Susannah Frame with KING 5 News, Seattle’s NBC affiliate, interviewed FSEEE Executive Director Andy Stahl for an in-depth feature on aerial fire retardant. Frame also spoke with Vertis Campbell of the Colville Tribe and Brandon Miller, CEO of GreenFire, which produces a nontoxic fire retardant.

Campbell described the devastation caused by two separate retardant drops that killed thousands of steelhead in Omak Creek, just feet from his home on the Colville Reservation: “It’s heartbreaking…. That’s our heritage.”

A timber mill constructed in the 1920s had decimated fish populations on the reservation, and in the early ’90s, the Confederated Tribes of the Colville Reservation began restoration efforts to rehabilitate historic steelhead and salmon spawning grounds on the creek.

The retardant dumps proved to be a major setback for the Colville Tribes’ efforts. As Frame reported, the U.S. Fish and Wildlife Service stated that the mistakes by the Forest Service brought “catastrophic environmental harm” to Omak Creek.

“The U.S. Forest Service invented fire retardant in the 1950s,” Frame reported. “For 70 years, the Forest Service didn’t track or report how much retardant was mistakenly getting dropped into waterways.”

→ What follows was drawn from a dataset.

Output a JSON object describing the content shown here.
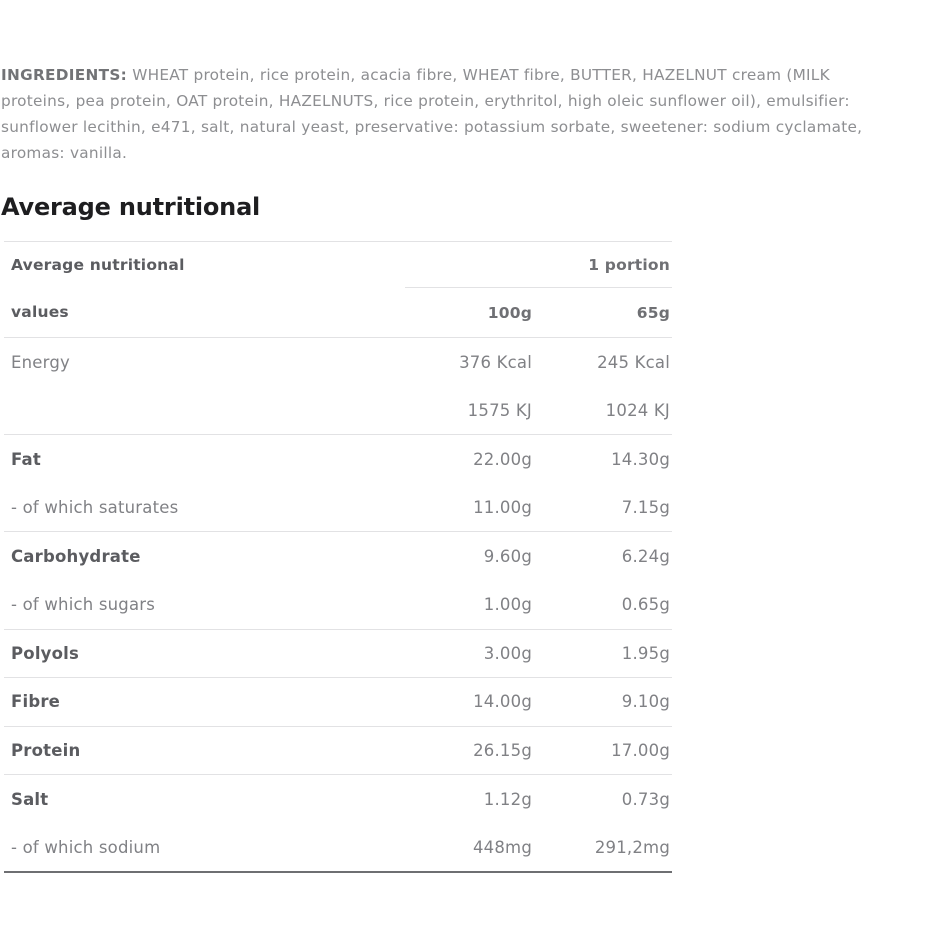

An FSEEE lawsuit forced the agency to start keeping records, and last year, the Forest Service reported the numbers publicly for the first time. We now know that, from 2012 to 2019, the Forest Service dropped retardant into or near water 459 times — a total of 760,000 gallons. (And retardant usage has increased since 2019.)

“I was blown away that the Forest Service’s error rate was so high,” Andy told Frame. “Here we’ve got the agency charged with protecting that water actually being the biggest polluter of that water.”

Frame noted that, for years, the Forest Service argued that it didn’t need a permit under the Clean Water Act, based on its policy of keeping retardant drops at least 300 feet away from rivers and lakes (a policy FSEEE forced the Forest Service to adopt).

As Frame reported, a federal judge recently “sided with the FSEEE, ruling the Forest Service is violating the Clean Water Act and the agency does need to obtain a permit.”

Frame also reported that Forest Service representatives met with GreenFire executives to discuss the company’s nontoxic alternatives to the currently used formulation but, “There was no follow-up from the agency.”

GreenFire CEO Brandon Miller told Frame that their products were “pretty much dismissed from the beginning…. We know we have a product that does not harm the environment. Water is so precious. We hear about it constantly on the West Coast. So you’d think you’d take every measure to protect that for the future.”